1er mai 2026 : la tolérance pour les boulangers et fleuristes, mode d’emploi
Le 17 avril 2026, le Premier ministre souhaitant faire un geste en faveur des commerces indépendants de la boulangerie et des fleuristes, et après avoir reçu les représentants de ces deux corporations, a diffusé un communiqué de presse visant à prioriser ces secteurs. Il invite « toutes les parties prenantes » et, en particulier l’inspection du travail qu’il ne peut citer lui garantissant ainsi son indépendance, « au pragmatisme et à la modération lors de ce 1er mai 2026 » afin d’assurer aux boulangeries-pâtisseries et aux fleuristes artisanaux, un climat plus serein que celui de l’an passé. Il leur promet « de ne souffrir d’aucune conséquence en cas d’ouverture le 1er mai 2026 » dans les règles qu’avaient fixé la proposition de loi reportée : un accord volontaire confirmé par écrit par le salarié, et le doublement de la rémunération des heures travaillées ce jour-là.

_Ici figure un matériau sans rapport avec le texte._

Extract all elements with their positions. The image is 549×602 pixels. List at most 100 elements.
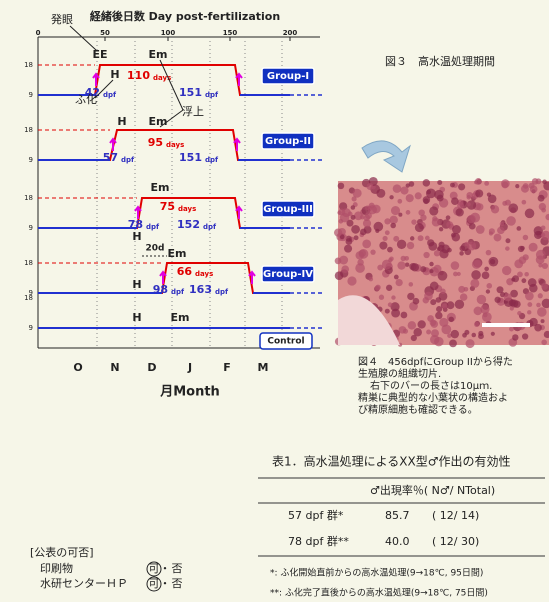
cell	[333, 228, 343, 237]
cell	[381, 259, 392, 270]
cell	[541, 298, 549, 309]
cell	[538, 263, 543, 268]
cell	[525, 291, 534, 301]
cell	[393, 235, 400, 242]
cell	[414, 223, 424, 233]
cell	[512, 275, 520, 283]
cell	[350, 205, 356, 210]
cell	[485, 249, 492, 256]
cell	[446, 301, 455, 310]
label: days	[166, 141, 184, 149]
cell	[346, 219, 354, 227]
cell	[389, 215, 398, 225]
cell	[404, 262, 410, 267]
cell	[512, 334, 519, 341]
cell	[458, 285, 466, 293]
cell	[426, 329, 432, 335]
label: Em	[168, 247, 187, 260]
cell	[480, 304, 490, 314]
cell	[506, 216, 516, 226]
cell	[509, 306, 514, 311]
cell	[451, 197, 459, 206]
cell	[431, 329, 439, 338]
label: ・	[160, 562, 171, 575]
cell	[367, 205, 377, 215]
cell	[352, 188, 362, 198]
cell	[488, 228, 495, 235]
label: 図４ 456dpfにGroup IIから得た	[358, 356, 513, 368]
cell	[430, 299, 437, 306]
label: 浮上	[182, 105, 204, 118]
cell	[448, 316, 454, 323]
label: **: ふ化完了直後からの高水温処理(9→18℃, 75日間)	[270, 587, 488, 599]
label: H	[117, 115, 126, 128]
cell	[410, 263, 420, 272]
cell	[345, 235, 352, 242]
cell	[414, 192, 422, 200]
cell	[529, 185, 538, 194]
cell	[423, 251, 430, 259]
label: dpf	[103, 91, 117, 99]
label: 0	[36, 29, 41, 37]
label: 可	[149, 577, 160, 590]
label: ( 12/ 30)	[432, 535, 479, 548]
cell	[339, 255, 349, 265]
label: 否	[172, 562, 183, 575]
label: 発眼	[51, 12, 73, 26]
label: H	[132, 278, 141, 291]
cell	[429, 206, 439, 216]
label: J	[187, 361, 192, 374]
cell	[501, 179, 510, 188]
label: Em	[151, 181, 170, 194]
cell	[440, 288, 446, 295]
cell	[459, 293, 468, 301]
cell	[467, 214, 476, 224]
cell	[433, 264, 442, 273]
fig3-title: 経緒後日数 Day post-fertilization	[90, 9, 280, 23]
label: EE	[92, 48, 107, 61]
cell	[504, 199, 511, 206]
cell	[420, 214, 427, 221]
yes-circle	[146, 576, 162, 592]
cell	[517, 271, 523, 278]
cell	[400, 311, 408, 319]
cell	[351, 224, 360, 234]
label: 163	[189, 283, 212, 296]
cell	[456, 271, 461, 276]
label: [公表の可否]	[30, 545, 94, 559]
cell	[391, 295, 396, 300]
cell	[417, 320, 426, 329]
scale-bar	[482, 323, 530, 327]
cell	[487, 194, 497, 204]
cell	[486, 192, 492, 197]
cell	[392, 184, 402, 193]
cell	[490, 331, 495, 336]
label: 可	[149, 562, 160, 575]
cell	[390, 206, 401, 216]
cell	[363, 225, 372, 234]
cell	[459, 251, 464, 256]
cell	[543, 181, 549, 191]
cell	[527, 302, 533, 307]
cell	[405, 194, 414, 203]
cell	[429, 281, 439, 291]
cell	[445, 215, 451, 220]
cell	[441, 303, 448, 309]
cell	[373, 221, 384, 232]
cell	[537, 194, 545, 202]
cell	[535, 255, 545, 265]
cell	[488, 256, 499, 267]
label: H	[132, 230, 141, 243]
cell	[390, 222, 396, 229]
cell	[497, 226, 505, 235]
label: 110	[127, 69, 150, 82]
label: 18	[24, 61, 33, 69]
cell	[522, 234, 529, 241]
label: dpf	[121, 156, 135, 164]
label: dpf	[215, 288, 229, 296]
group-name: Group-IV	[263, 269, 313, 280]
cell	[484, 266, 489, 272]
leader	[94, 79, 114, 99]
cell	[473, 306, 483, 316]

Les 2 conditions pour le doublement de salaire le 1er mai
- Un accord volontaire confirmé par écrit par le salarié
- Le doublement de la rémunération des heures travaillées le 1er mai
Et pour le 1er mai 2027 ?
Le Premier ministre a également sommé l’exécutif de présenter prochainement, un nouveau projet de loi visant à protéger les commerces artisanaux tout en évitant toute extension de cette dérogation aux structures industrielles. Il précise également que les partenaires sociaux de chaque branche concernée devront définir un accord, prenant en compte les spécificités de ces secteurs d’activité, la double condition d’un accord écrit du salarié et d’une rémunération doublée, devant être respectée. À charge ensuite, au Parlement, de voter le projet de loi afin de sécuriser ces accords.
Espérons que nos parlementaires trouvent le temps nécessaire pour promulguer cette loi dans les temps et ce, malgré l’échéance certaine des prochaines élections présidentielles prévues à la même période. Le 1er mai 2027 pourrait alors devenir la première fête du travail à bénéficier de ces dispositions dans un cadre repensé et mieux défini.